Web – Guerra alle telecamere selvagge e alle webcam invadenti, inchiesta sui siti che raccolgono informazioni sulla navigazione degl utenti, via libera con riserva alle telefonate con spot… Può piacere o no ma una cosa è certa: il lavoro del Garante per la privacy italiano si fa sentire fuori e dentro la rete. La legge che ha portato a questi interventi, la celebre 675/96, pur con mille difetti ha avuto ed ha un suo ruolo, e forse non è un caso che a capo dell’organismo europeo dei garanti della privacy sia finito proprio “il nostro” Stefano Rodotà.
Forse per questa “presenza” non riesco a temere più di tanto le incursioni spavalde di questa o quell’azienda, o istituzione, italiane. Lasciando da un lato gli scenari echelonanti e una sottostante preoccupazione per le attività dei servizi segreti del mondo occidentale, l’impressione è che nella normalità della comunicazione digitale un limite ci sia. Un limite che, se valicato, prima o dopo porta alla “scomunica” o quantomeno ad una reprimenda ufficiale che si conclude con una marcia indietro. Persino nell’era di internet.

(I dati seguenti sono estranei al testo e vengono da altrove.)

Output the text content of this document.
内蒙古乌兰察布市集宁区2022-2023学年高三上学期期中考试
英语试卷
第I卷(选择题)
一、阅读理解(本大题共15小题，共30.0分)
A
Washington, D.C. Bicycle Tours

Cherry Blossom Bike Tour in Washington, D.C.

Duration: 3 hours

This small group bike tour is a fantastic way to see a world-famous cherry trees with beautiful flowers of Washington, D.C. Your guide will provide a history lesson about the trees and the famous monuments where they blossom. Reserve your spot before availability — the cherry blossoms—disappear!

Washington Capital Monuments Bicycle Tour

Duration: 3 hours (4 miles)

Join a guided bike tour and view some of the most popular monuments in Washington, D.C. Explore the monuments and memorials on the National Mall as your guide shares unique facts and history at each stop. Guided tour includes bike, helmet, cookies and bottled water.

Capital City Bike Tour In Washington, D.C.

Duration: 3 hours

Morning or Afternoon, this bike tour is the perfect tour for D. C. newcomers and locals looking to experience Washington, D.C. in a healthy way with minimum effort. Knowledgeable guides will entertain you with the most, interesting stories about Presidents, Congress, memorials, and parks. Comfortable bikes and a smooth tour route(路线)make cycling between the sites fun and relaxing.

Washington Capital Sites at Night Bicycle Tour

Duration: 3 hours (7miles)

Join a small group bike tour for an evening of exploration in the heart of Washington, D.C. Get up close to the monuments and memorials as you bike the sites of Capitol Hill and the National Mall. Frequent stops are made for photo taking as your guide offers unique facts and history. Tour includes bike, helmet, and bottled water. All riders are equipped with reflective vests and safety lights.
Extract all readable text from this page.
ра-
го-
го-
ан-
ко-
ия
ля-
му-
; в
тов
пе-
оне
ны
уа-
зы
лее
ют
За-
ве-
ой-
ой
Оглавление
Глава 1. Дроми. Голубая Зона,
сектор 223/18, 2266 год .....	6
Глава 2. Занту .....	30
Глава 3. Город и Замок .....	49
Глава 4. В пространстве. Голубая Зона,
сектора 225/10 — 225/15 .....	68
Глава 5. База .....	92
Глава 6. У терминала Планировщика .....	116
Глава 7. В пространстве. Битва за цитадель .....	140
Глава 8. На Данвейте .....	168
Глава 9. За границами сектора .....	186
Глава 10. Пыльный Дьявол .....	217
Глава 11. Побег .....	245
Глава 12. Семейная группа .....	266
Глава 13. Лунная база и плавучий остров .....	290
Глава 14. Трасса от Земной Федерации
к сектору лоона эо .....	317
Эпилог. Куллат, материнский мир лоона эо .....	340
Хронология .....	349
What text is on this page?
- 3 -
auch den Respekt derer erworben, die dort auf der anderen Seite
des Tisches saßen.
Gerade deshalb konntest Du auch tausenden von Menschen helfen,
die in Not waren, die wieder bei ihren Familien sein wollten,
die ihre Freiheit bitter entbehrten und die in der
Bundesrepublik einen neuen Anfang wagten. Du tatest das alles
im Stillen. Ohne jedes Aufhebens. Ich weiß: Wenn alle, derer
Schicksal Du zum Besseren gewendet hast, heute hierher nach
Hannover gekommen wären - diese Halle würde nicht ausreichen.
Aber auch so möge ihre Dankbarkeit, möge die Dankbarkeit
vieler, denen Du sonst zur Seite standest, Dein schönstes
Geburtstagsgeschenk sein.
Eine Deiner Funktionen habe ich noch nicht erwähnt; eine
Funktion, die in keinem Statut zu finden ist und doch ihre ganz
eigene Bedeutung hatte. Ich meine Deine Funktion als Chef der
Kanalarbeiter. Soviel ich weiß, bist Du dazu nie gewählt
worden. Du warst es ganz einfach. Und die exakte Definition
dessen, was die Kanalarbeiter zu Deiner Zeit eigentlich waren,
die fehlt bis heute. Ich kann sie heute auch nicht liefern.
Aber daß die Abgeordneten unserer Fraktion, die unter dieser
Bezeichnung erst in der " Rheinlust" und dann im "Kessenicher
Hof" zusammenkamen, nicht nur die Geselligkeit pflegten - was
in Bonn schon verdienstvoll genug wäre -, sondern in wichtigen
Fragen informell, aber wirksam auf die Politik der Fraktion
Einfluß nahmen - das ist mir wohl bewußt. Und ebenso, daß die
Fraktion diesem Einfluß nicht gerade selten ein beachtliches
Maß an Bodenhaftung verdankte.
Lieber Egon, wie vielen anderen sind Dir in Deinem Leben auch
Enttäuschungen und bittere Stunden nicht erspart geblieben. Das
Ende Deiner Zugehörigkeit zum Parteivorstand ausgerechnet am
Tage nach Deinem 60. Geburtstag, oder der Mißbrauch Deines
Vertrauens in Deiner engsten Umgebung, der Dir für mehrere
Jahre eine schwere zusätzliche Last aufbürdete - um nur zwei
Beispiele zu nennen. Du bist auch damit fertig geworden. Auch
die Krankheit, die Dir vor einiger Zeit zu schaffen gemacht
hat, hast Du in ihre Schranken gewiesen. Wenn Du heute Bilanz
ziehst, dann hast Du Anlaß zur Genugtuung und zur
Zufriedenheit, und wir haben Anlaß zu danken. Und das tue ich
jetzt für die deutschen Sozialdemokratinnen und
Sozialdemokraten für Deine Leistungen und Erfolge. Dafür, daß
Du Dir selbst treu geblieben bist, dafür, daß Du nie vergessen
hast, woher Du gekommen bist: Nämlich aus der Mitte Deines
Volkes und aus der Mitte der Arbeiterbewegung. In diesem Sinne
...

Se siamo lontani dal poter abbassare la guardia è perché i pericoli per gli italiani online non vengono tanto da sconsiderate iniziative nostrane, spesso prese in prestito dall’estero e quindi già note nei loro effetti, quanto dalle “nuove tendenze” americane e dalla loro violenta penetrazione in Europa, tanto più in questi anni digitali, in una “tradizione” lunga decenni.
Molti americani sembrano aver scoperto un nuovo concetto di privacy nelle scorse settimane, quando UE e USA hanno finalmente trovato un discutibile e discusso accordo sulla gestione dei dati personali dei cittadini europei quando tali dati, soprattutto in rete, passano ad imprese statunitensi. Un “safe harbor” che, come già scritto , non garantisce granché ma almeno a livello di principio significa qualcosa.
Ed è quel qualcosa che ha scatenato le prime reazioni di organizzazioni e associazioni americane, che, lancia in resta, stanno ora cercando di dimostrare ai propri concittadini che la vaga normativa americana in materia di privacy è tutto meno che una garanzia per l’utente. Hanno capito, e cercano di evangelizzare chi li circonda, che “il nuovo marketing” è lo schiacciasassi e le pietruzze da schiacciare sono proprio i dati personali.
Per noi questa “ribellione” negli USA è la sola speranza che per una volta un problema statunitense non riesca a volare sopra l’Altantico per impiantarsi dalle nostre parti ed affoghi prima dell’approdo sulle nostre coste. Sarebbe in sé un evento dell’era digitale in netta controtendenza (si pensi al cybersquatting sui domini, alla pirateria online e via dicendo). Per gli americani più consapevoli si è invece dinanzi alla necessità di un assalto ad una rocca impenetrabile, il tentativo di acquisizione di una visione più europea, imperfetta ma migliore, della privacy.
Che la rocca sia ben difesa è evidente, basta leggere le dichiarazioni di aziende che sulla rete e sugli equivoci della e-privacy hanno costruito business spesso consistenti. DoubleClick , la più grande e la più citata, ha ipocritamente assunto un comitato di esperti per far valutare i propri sistemi pro-privacy, continuando a sostenere che i dati raccolti in rete non saranno mai associati a quelli, molto personali, rastrellati per anni fuori dalla rete da Abacus Direct, azienda di cui da tempo ha acquisito il controllo. Una dichiarazione improbabile arrivata dopo mesi e mesi di pressioni da parte di mezza America. Ma per rabbrividire ci si può anche limitare ad ascoltare il boss di Plugout.com, quello secondo cui inviare messaggi non richiesti sui telefonini è pratica comune e lo sarà sempre di più (“che ci vuoi fare?”).
Che sia il momento per l’Europa di assumere, per una volta, un ruolo attivo, e sostenere quegli americani che si sono impegnati ad espugnare la più imprendibile e pericolosa fortezza del marketing?